Furthermore, I would like to remind you that the famous physicist and Nobel Prize-winner Heisenberg was a believer and, trust me, he was not confused at all in his scholarly work.

Omer Karabeg: And finally, your conclusion, Mrs. Popovic, and then we will hear Mr. Sijakovic.

Olga Popovic-Obradovic: I think that the secular state is one of the most important achievements of modern society and the modern state. To reject it would mean to reject one of the most positive experiences we have had in the last 60 years.

It does not matter at all whether the secular state was inaugurated in the Socialist Federal Republic of Yugoslavia or in the Kingdom of Yugoslavia; what does matter is that the principle was adopted. The fact that it was adopted here simultaneously with the introduction of the communist regime does not undermine the value of the principle.

So, if we stick to the concept of a secular state -- and I think that we should -- then there is no place for religious instruction in state schools; it belongs in the religious communities. Religious instruction, together with religion, have to remain a private matter for every individual...

Bogoljub Sijakovic: The faithful do not need the right to religious expression, they will be faithful no matter what the state says. The faithful have survived and preserved their religion in the most difficult of circumstances, even when the Romans were throwing them to lions in the arena.
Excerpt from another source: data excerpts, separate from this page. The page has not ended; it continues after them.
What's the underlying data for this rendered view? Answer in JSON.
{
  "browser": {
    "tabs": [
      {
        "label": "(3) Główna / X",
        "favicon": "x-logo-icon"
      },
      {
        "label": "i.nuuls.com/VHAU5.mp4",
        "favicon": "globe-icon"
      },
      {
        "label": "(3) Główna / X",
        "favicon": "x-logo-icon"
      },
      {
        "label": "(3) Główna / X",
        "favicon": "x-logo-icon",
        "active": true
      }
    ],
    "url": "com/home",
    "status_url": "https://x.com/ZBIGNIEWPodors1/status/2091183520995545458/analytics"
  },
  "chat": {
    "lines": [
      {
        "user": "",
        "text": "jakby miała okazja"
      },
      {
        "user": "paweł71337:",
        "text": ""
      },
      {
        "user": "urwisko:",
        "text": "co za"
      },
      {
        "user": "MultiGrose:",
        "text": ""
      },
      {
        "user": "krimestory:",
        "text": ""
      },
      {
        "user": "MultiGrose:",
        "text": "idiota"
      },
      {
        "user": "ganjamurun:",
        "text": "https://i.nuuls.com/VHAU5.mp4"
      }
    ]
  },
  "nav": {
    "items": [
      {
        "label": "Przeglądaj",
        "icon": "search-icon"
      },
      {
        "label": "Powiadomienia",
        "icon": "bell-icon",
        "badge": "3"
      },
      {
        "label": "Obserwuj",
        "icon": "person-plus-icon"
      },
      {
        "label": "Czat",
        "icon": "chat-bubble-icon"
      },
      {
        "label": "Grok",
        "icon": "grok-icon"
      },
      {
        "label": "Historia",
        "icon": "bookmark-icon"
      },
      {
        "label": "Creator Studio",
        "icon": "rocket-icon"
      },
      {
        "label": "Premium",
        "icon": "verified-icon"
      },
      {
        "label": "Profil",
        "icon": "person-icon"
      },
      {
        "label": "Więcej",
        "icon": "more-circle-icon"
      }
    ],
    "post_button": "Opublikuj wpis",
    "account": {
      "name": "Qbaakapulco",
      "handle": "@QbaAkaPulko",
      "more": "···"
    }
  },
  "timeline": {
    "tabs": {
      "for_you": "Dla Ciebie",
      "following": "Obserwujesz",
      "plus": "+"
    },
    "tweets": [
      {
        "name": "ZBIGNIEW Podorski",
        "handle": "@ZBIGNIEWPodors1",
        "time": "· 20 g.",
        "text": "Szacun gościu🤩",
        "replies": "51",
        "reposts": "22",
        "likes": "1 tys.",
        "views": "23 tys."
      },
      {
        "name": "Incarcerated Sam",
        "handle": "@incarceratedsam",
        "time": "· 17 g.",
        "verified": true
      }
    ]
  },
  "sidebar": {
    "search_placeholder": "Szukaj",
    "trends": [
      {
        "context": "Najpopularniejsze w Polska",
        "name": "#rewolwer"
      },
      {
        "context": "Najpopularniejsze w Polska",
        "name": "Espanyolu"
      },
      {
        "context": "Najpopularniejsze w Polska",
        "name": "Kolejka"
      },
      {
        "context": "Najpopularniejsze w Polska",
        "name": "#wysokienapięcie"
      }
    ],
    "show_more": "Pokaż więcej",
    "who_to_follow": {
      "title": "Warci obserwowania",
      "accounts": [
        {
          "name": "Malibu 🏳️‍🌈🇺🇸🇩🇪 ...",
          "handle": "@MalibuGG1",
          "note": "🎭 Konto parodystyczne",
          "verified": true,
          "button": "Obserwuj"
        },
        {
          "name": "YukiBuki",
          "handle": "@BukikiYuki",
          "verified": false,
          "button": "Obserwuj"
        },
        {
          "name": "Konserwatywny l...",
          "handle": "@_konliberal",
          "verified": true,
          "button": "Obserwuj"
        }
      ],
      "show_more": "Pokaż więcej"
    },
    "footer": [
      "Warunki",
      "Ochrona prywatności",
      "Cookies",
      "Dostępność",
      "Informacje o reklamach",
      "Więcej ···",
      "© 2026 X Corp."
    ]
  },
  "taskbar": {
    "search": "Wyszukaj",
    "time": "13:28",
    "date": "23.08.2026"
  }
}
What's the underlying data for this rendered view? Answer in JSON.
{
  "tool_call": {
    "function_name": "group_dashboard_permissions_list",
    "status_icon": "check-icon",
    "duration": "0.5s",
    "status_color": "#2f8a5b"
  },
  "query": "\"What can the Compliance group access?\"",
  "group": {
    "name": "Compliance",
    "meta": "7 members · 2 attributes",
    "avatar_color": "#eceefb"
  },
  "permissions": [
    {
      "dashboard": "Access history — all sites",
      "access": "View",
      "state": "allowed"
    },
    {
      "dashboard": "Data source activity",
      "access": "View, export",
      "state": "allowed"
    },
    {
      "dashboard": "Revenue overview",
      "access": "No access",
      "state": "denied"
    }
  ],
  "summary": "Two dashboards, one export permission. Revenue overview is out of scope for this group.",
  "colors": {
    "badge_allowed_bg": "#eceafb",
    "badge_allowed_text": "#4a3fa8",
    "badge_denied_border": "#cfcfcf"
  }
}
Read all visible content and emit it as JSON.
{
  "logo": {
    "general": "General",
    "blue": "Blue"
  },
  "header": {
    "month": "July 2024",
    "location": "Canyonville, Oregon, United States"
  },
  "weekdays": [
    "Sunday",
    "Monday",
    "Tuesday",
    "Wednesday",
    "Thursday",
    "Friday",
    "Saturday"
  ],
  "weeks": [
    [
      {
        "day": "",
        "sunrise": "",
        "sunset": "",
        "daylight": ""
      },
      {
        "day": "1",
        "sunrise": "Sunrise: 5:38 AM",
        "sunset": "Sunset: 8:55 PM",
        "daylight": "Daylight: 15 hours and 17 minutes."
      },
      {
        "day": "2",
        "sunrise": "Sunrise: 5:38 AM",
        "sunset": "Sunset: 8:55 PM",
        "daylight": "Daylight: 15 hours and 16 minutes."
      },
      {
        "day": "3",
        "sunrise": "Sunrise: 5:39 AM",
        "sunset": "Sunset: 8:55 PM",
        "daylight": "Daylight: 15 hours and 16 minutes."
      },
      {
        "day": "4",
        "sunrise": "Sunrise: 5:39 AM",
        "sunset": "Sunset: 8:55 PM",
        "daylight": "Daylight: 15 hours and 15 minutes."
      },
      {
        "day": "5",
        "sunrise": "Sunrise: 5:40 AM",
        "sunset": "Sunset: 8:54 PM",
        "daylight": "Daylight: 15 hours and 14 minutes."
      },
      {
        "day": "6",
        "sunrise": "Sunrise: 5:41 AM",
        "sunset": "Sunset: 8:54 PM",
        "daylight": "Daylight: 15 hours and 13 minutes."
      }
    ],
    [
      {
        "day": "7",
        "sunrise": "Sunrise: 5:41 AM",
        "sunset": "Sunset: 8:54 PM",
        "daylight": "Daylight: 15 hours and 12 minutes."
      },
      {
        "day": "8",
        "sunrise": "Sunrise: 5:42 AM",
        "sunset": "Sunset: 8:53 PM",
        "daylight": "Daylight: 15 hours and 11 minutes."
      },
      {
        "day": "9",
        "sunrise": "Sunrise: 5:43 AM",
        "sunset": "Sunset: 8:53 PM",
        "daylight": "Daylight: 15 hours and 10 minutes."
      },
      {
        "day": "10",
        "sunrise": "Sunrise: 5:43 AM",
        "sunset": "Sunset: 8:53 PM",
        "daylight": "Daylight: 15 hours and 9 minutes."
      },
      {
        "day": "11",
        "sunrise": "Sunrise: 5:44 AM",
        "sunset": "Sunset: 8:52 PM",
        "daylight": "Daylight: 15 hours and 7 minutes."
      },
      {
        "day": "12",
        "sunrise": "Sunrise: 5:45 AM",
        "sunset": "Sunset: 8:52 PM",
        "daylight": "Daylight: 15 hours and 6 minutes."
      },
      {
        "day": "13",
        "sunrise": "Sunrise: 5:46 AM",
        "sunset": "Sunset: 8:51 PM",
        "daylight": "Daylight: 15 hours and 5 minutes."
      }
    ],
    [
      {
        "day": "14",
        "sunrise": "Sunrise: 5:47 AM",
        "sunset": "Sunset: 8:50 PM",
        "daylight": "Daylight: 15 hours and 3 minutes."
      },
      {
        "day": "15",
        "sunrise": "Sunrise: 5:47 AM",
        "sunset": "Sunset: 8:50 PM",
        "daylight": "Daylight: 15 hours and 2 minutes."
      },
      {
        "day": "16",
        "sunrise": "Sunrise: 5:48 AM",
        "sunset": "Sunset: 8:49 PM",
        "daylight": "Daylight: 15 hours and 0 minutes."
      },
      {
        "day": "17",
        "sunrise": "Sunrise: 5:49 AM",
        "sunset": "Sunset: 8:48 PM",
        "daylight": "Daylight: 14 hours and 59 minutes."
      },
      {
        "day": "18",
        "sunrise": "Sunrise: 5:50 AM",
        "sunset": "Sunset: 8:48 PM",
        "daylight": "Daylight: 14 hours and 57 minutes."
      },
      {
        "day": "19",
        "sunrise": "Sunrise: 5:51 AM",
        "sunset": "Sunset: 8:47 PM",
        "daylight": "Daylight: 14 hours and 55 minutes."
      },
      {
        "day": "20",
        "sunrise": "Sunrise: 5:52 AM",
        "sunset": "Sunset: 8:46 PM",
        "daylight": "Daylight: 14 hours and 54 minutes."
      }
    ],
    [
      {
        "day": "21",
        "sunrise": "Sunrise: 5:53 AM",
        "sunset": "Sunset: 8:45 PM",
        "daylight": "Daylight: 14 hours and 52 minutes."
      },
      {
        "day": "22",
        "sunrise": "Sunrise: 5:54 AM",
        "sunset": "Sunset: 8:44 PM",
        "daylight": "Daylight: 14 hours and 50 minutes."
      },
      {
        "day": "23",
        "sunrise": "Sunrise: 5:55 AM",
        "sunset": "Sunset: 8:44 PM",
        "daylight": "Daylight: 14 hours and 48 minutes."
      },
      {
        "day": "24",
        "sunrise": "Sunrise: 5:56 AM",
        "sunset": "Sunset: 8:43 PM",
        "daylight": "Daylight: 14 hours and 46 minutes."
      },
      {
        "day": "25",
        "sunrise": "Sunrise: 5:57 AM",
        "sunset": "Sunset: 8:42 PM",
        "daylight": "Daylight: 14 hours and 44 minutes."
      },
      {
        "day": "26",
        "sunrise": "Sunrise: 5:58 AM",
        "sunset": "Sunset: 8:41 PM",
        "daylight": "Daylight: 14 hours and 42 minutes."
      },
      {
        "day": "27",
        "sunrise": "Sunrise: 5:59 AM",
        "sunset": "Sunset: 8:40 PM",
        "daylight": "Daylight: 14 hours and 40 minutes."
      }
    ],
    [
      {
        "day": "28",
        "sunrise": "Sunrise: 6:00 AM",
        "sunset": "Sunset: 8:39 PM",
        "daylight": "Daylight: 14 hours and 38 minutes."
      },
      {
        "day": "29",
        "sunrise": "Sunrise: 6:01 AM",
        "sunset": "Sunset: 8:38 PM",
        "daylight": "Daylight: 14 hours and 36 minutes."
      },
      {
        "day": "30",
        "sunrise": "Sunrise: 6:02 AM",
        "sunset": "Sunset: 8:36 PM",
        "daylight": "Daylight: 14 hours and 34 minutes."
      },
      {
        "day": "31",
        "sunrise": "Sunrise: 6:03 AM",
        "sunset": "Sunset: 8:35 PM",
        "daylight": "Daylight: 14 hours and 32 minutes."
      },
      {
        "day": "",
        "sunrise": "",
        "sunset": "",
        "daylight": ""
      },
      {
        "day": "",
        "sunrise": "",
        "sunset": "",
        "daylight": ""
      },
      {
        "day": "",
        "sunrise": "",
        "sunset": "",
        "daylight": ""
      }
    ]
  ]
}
All the faithful need is a precise framework for the expression of their religion and for the work of their religious communities, like the one that exists in all democratic states.

The separation of church and state as a formal principle, with no content at all, is of no help here. Secular and democratic states of the modern world, civilized and based on the rule of law, do have religious instruction in state schools. I think that it should also be so in the Federal Republic of Yugoslavia.